Is obstetric violence a form of violence against women?

The International Day for the Eradication of Violence against Women was recently celebrated, a form of violence that is exercised against women for the fact of being so. Some groups invite us to reflect on the existence of a form of sexist violence that they call Obstetric Violence.

Obstetric Violence

The Obstetric Violence , according to these groups and the legislation of countries like Argentina, it consists of the appropriation of the woman's body and the process of childbirth by medical professionals, considering all births as pathological, turning women into patients automatically and performing Routine medical and pharmacological acts without allowing the parturient to participate actively in decisions about her own body.
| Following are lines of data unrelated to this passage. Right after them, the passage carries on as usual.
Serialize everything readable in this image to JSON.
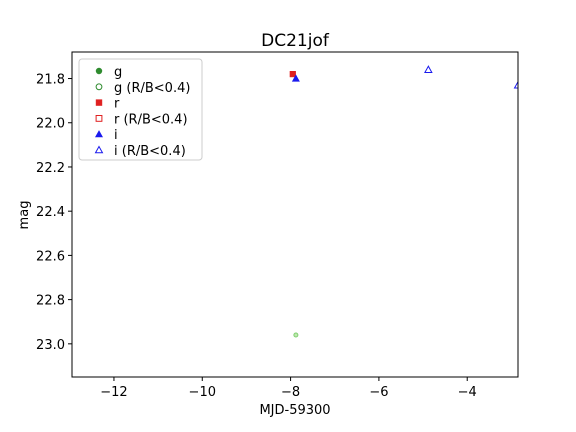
{
  "chart_data": {
    "type": "scatter",
    "title": "DC21jof",
    "xlabel": "MJD-59300",
    "ylabel": "mag",
    "xlim": [
      -12.95,
      -2.85
    ],
    "ylim": [
      23.15,
      21.68
    ],
    "y_inverted": true,
    "xticks": [
      -12,
      -10,
      -8,
      -6,
      -4
    ],
    "xtick_labels": [
      "−12",
      "−10",
      "−8",
      "−6",
      "−4"
    ],
    "yticks": [
      21.8,
      22.0,
      22.2,
      22.4,
      22.6,
      22.8,
      23.0
    ],
    "ytick_labels": [
      "21.8",
      "22.0",
      "22.2",
      "22.4",
      "22.6",
      "22.8",
      "23.0"
    ],
    "grid": false,
    "legend_position": "top-left",
    "series": [
      {
        "name": "g",
        "marker": "circle",
        "filled": true,
        "color": "#2e8b2e",
        "points": []
      },
      {
        "name": "g (R/B<0.4)",
        "marker": "circle",
        "filled": false,
        "color": "#2e8b2e",
        "points": [
          [
            -7.88,
            22.96
          ]
        ]
      },
      {
        "name": "r",
        "marker": "square",
        "filled": true,
        "color": "#e02020",
        "points": [
          [
            -7.95,
            21.78
          ]
        ]
      },
      {
        "name": "r (R/B<0.4)",
        "marker": "square",
        "filled": false,
        "color": "#e02020",
        "points": []
      },
      {
        "name": "i",
        "marker": "triangle",
        "filled": true,
        "color": "#1a1aee",
        "points": [
          [
            -7.88,
            21.8
          ]
        ]
      },
      {
        "name": "i (R/B<0.4)",
        "marker": "triangle",
        "filled": false,
        "color": "#1a1aee",
        "points": [
          [
            -4.88,
            21.76
          ],
          [
            -2.85,
            21.83
          ]
        ]
      }
    ]
  }
}
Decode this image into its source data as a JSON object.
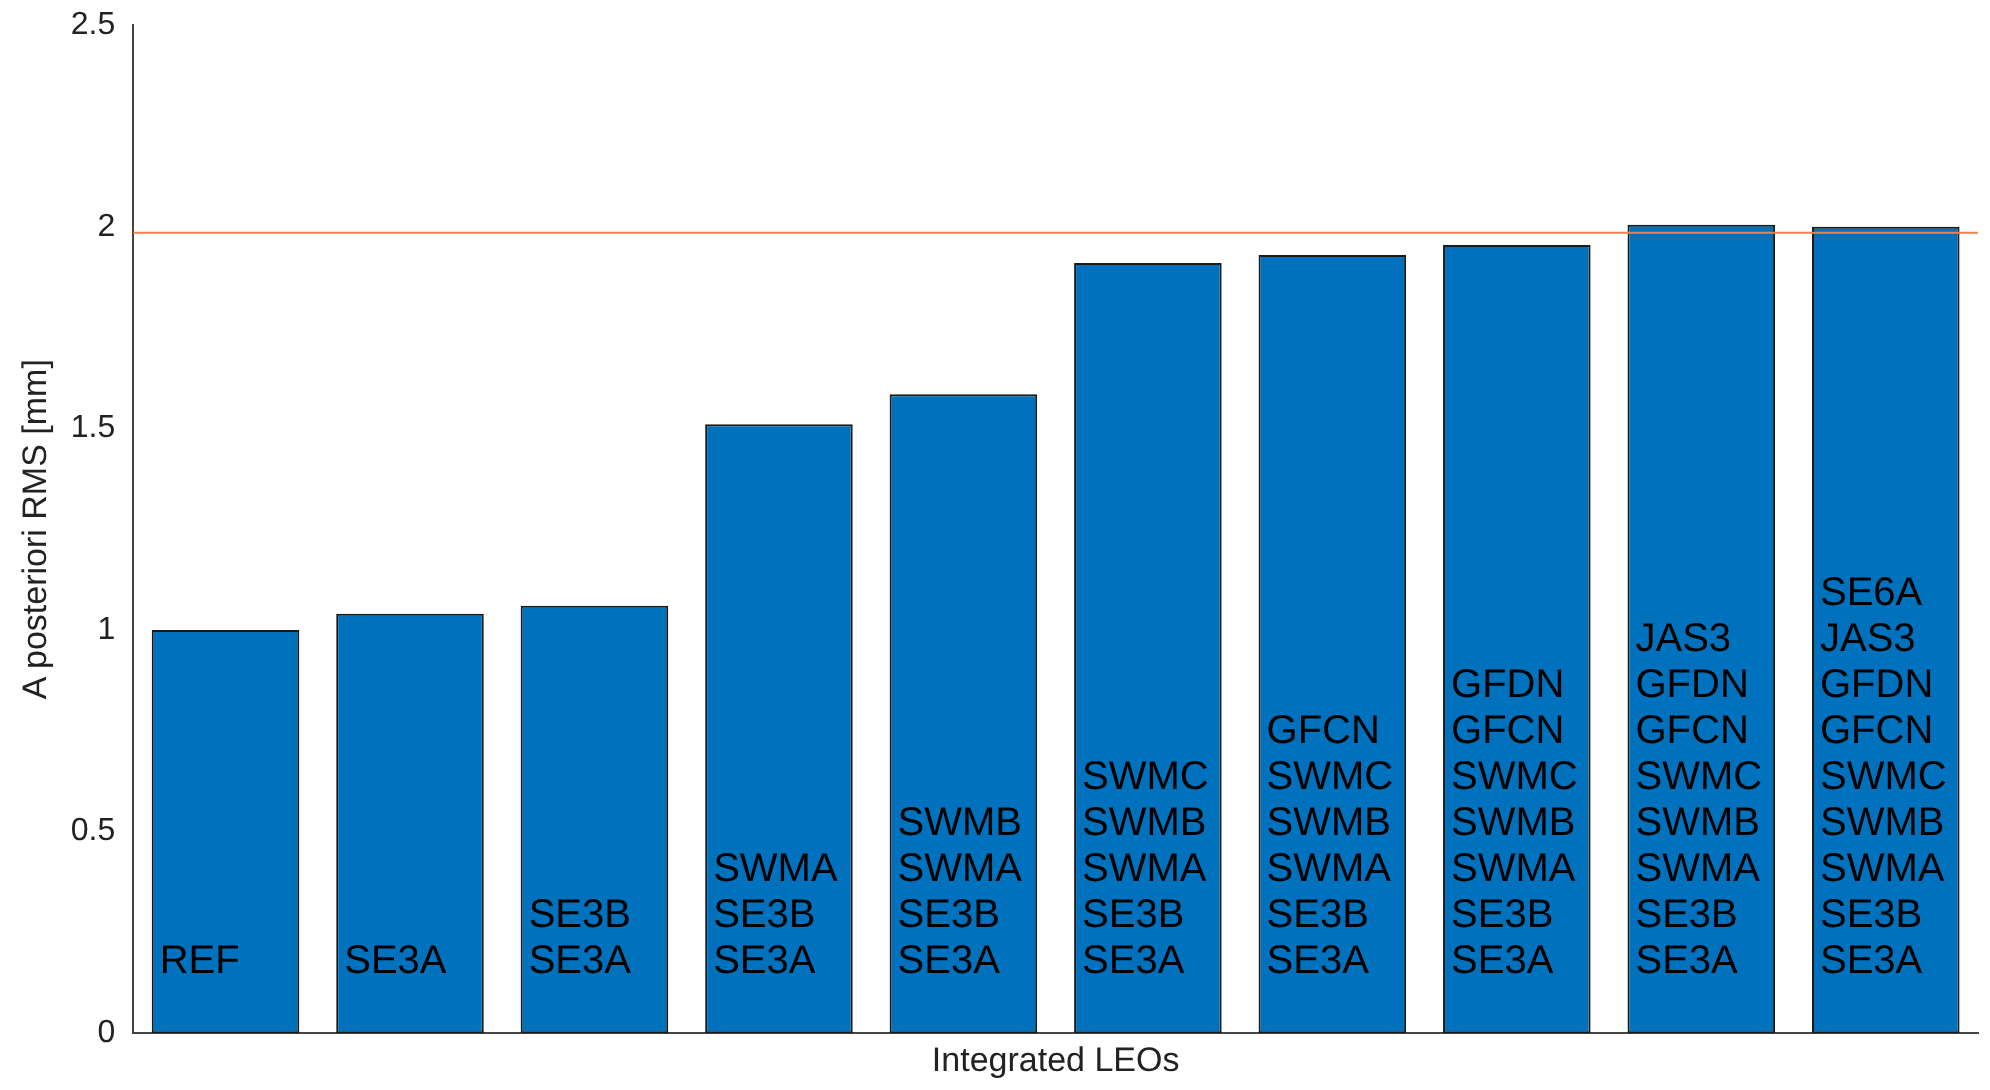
{
  "chart_data": {
    "type": "bar",
    "xlabel": "Integrated LEOs",
    "ylabel": "A posteriori RMS [mm]",
    "categories": [
      "REF",
      "SE3A",
      "SE3B\nSE3A",
      "SWMA\nSE3B\nSE3A",
      "SWMB\nSWMA\nSE3B\nSE3A",
      "SWMC\nSWMB\nSWMA\nSE3B\nSE3A",
      "GFCN\nSWMC\nSWMB\nSWMA\nSE3B\nSE3A",
      "GFDN\nGFCN\nSWMC\nSWMB\nSWMA\nSE3B\nSE3A",
      "JAS3\nGFDN\nGFCN\nSWMC\nSWMB\nSWMA\nSE3B\nSE3A",
      "SE6A\nJAS3\nGFDN\nGFCN\nSWMC\nSWMB\nSWMA\nSE3B\nSE3A"
    ],
    "values": [
      1.0,
      1.04,
      1.06,
      1.51,
      1.585,
      1.91,
      1.93,
      1.955,
      2.005,
      2.0
    ],
    "color": "#0072bd",
    "ylim": [
      0,
      2.5
    ],
    "yticks": [
      0,
      0.5,
      1,
      1.5,
      2,
      2.5
    ],
    "ref_lines": [
      {
        "axis": "y",
        "value": 1.985,
        "color": "#f08050"
      }
    ],
    "grid": false,
    "legend": false
  }
}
In this model that some groups and the legislation of some countries consider violence, women cease to be able to make informed decisions and they apply protocols that prevent them from moving, eating, drinking, deciding the posture in dilation or expulsion, the puncture is punctured. bag or episiotomy is applied without real medical necessity and medications that accelerate childbirth causing problems in the natural process that could happen normally if not intervened are introduced in a protocol.

Can childbirth care involve a way of violence?

Until recently this type of attention was normal in Spain and was lived, by some women, as an aggression towards their people, together with this, to a dehumanized and even aggressive treatment, with very hard words and attitudes.

This reaches its highest levels in cases of women who requested less medical attention, women suffering from caesarean sections and the worst, women who must give birth to a dead child or who dies in childbirth.

In addition, separating babies from their mothers without need is also a form of institutionalized violence that can, mother and child, live in a traumatic way.

My personal experience

Me, and I tell you from My personal experience, if I felt violent and mistreated in my birth. They treated me like a silly girl, they didn't say my name but a generic “Mary”, crowds came in and out that didn't show up or say they came to see, there were at least ten students when they broke the bag and nobody told me that they could deny me , without explaining just what they were doing, without allowing my husband in the moments of intervention.

They applied me protocols that I know are unnecessary, such as breaking my bag or cutting my baby, they medicated me with oxytocin sometimes causing me to get wild contractions and then lowering the flow, without explaining anything and without the possibility of anesthesia because there was no anesthesia available, and this, when he appeared, was late because he was in expulsion.

They took my son without letting me touch him, they did not inform me of the real reasons for the induction, which today I am sure was not necessary, much less explained medical reasons for them to take him, as there were none.

After putting a thousand obstacles to get the full medical report I have analyzed it with the help of gynecologists and not all the data of what they did to me or the interventions are justified. It even says that they made me epidural and they couldn't do it because when they went to prick me, I started pushing uncontrollably and in five minutes my son was born.

Even when they took me to wear an epidural that was late but that with an induction from 0 is normally predictable, they threw me a rage and called me whining because, after ten hours immobilized and dilated now I know that 9 or 10, I could not move alone And I say 10 because when I arrived at the delivery room, when they were supposed to get epidural, I was already in full and in expulsion.

I felt humiliated, like an animal taken to the slaughterhouse, physically and emotionally abused. A birth should not be like that. It took me years to revive my birth and verbalize negative feelings, fear and loneliness, pain and the way I felt mistreated.

Changes in the delivery care model

Today, in the hospital where my son was born, they now apply the kangaroo method at birth as it is clear that it is better for babies. Today they would not have taken him and I would not have lived those moments of loneliness and fear, without knowing if he was dying or something bad was happening without even having touched him. In an hour nobody appeared to tell me anything nor did they inform my partner.

Although birth care has not improved much in this center, at least babies are not taken. And in other hospitals, births are already treated more respectfully.

The extension of protocols for normal delivery care In many hospitals they should be a big change, but there is still strong resistance in some centers and there are women who still feel they are being treated badly in their deliveries, and especially if there is an unnecessary caesarean section, or if your child has died. The change of protocols is no consolation, but hope for the future.

Is there obstetric violence?

I leave you, to illustrate this issue, the video of the short film Itziar Bollaín made to denounce this form of treatment or abuse that women continue to suffer in their births. We had already seen it in Babies and more, but I think it is worth remembering.

Thus, from my experience, from yours, from the legislation of some countries that already contemplate this term such as Argentina, from the current changes in the care model, I ask you, do you consider that there is obstetric violence And what is a form of violence against women?